I myself am excited to see where the journey will take us in the coming years - and I definitely want to be part of it.

Conventional and AI-generated predictions in comparison

Under charts.ecmwf.int all data products of the European Weather Centre ECMWF can be viewed on the Internet. There you will not only find the model forecasts of the conventional operational and numerical model, which is also used, for example, in Windy.com or other private and commercial weather apps. Instead, at the bottom of the very full page, you can also find the new AI models and the results they produce: While there are hardly any significant deviations in a relatively short-term forecast in the region of around 24 hours, the differences are significant in a longer forecast period.

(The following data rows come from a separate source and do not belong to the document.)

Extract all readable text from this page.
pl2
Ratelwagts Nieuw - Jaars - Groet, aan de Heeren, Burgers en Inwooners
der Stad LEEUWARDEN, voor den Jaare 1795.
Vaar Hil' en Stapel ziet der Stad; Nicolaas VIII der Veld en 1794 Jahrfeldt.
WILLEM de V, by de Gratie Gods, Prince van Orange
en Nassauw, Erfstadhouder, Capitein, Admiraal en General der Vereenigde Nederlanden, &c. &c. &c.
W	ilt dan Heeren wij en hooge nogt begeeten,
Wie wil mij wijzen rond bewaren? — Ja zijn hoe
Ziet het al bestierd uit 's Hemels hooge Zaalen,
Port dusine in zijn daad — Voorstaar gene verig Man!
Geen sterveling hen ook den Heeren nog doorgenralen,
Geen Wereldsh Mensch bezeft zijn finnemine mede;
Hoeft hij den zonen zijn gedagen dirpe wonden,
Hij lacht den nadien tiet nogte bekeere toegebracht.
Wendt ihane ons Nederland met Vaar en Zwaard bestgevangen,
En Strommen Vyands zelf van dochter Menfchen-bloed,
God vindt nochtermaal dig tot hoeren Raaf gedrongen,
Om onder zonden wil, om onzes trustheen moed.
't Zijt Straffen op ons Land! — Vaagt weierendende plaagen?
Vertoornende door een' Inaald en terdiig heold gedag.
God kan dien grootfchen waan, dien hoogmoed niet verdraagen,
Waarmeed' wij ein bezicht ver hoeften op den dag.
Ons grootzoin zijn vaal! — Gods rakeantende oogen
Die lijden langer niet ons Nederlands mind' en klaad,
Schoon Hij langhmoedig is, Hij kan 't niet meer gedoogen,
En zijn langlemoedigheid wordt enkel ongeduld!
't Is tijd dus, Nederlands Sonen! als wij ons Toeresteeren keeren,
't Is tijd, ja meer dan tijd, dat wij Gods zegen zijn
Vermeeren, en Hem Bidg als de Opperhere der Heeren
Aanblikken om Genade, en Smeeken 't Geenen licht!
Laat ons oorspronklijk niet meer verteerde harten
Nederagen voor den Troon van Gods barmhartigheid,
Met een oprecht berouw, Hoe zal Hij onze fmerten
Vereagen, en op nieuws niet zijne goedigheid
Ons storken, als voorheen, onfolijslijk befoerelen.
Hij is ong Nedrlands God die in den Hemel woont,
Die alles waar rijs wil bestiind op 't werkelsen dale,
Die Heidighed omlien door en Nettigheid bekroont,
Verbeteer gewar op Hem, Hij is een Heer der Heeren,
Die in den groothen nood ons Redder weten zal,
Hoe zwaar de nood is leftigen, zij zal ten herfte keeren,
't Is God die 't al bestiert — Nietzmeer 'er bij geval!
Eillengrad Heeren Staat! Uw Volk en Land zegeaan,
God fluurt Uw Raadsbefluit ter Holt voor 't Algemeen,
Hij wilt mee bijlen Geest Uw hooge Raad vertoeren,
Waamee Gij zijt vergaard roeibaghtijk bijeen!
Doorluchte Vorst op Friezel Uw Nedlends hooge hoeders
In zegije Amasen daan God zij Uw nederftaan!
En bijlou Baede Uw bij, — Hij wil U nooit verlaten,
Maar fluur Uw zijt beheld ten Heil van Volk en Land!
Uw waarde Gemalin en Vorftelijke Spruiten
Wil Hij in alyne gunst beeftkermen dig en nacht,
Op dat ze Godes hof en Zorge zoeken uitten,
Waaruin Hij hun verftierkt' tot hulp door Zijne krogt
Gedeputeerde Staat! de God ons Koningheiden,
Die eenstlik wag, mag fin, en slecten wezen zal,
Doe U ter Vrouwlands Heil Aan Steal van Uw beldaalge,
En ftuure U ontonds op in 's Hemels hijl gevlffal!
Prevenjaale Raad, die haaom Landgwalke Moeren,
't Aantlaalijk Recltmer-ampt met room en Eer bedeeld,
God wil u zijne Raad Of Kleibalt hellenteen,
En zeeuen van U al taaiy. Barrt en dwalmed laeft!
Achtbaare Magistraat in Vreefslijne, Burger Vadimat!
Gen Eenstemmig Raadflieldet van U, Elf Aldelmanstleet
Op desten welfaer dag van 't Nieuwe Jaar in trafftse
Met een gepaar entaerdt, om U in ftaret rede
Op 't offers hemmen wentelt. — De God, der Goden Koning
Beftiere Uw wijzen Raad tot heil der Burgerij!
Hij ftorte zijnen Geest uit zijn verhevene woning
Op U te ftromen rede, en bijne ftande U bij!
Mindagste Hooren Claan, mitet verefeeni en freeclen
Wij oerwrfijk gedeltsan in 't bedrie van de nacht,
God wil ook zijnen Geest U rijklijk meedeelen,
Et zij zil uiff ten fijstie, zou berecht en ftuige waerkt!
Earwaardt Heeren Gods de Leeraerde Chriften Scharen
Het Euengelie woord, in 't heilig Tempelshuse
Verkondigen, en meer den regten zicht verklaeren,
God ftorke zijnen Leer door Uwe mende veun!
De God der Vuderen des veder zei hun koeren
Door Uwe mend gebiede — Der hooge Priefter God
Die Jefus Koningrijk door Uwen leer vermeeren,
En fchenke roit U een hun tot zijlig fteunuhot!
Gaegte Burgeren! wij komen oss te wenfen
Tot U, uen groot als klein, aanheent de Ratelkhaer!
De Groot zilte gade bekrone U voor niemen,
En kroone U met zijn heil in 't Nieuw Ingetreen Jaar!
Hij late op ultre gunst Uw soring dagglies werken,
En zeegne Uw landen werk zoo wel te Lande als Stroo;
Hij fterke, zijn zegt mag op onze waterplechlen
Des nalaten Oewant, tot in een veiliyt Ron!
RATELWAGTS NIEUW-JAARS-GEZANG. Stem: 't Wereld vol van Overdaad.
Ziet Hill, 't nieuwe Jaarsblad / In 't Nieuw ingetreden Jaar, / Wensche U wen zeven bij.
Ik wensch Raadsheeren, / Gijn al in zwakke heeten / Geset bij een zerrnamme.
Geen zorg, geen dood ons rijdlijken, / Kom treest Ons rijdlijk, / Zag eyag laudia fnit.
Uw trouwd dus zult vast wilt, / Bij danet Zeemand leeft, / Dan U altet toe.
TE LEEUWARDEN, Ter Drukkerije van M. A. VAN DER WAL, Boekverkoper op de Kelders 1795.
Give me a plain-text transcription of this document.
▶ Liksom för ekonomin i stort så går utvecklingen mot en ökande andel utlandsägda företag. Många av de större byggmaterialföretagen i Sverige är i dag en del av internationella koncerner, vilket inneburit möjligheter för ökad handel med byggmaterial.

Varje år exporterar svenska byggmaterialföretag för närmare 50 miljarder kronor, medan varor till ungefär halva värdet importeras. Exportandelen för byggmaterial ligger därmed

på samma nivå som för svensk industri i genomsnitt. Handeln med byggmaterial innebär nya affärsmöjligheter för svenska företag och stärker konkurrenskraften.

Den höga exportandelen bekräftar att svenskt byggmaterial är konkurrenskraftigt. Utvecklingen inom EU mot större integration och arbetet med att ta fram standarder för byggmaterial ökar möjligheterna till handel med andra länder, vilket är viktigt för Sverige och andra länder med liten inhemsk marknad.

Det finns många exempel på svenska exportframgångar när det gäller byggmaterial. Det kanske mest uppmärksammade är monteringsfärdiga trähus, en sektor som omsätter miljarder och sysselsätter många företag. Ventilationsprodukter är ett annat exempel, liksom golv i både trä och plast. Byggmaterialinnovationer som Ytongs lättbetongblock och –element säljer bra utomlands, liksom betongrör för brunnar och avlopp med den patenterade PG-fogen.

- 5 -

Above is an example of the weather maps based on a ten-day forecast for the pressure distribution over Europe from 31 July to 10 August 2024: While the numerical model already sees a very strong low off the coast of Ireland, the two AI models also forecast the formation of this low, but with a significant delay and, above all, much further west, with the core between Newfoundland and Greenland.

How reliable are the old and new weather forecast models?

The new AI models are constantly compared with the previous ones. Their behaviour too. For example, model activity is monitored. If the graphs run evenly, then few surprises can be expected in the forecast over a period of ten days. Only the FuXI (another AI model) in the example shows very chaotic behaviour from day five onwards. In contrast, all other models, both the established and the new AI models, show a relaxed drop in the reliability of the forecasts. Incidentally, the 500 hPa values, which are measured at an altitude of around 5.5 kilometres, are particularly important here. They provide the best indication of how highs and lows will behave down to the ground over the next few days.

The fact that most AI models, as in this example, show similar behaviour to the established AIFS and IFS models of the ECMWF, and that some of them are already more accurate and less error-prone, is simply astonishing.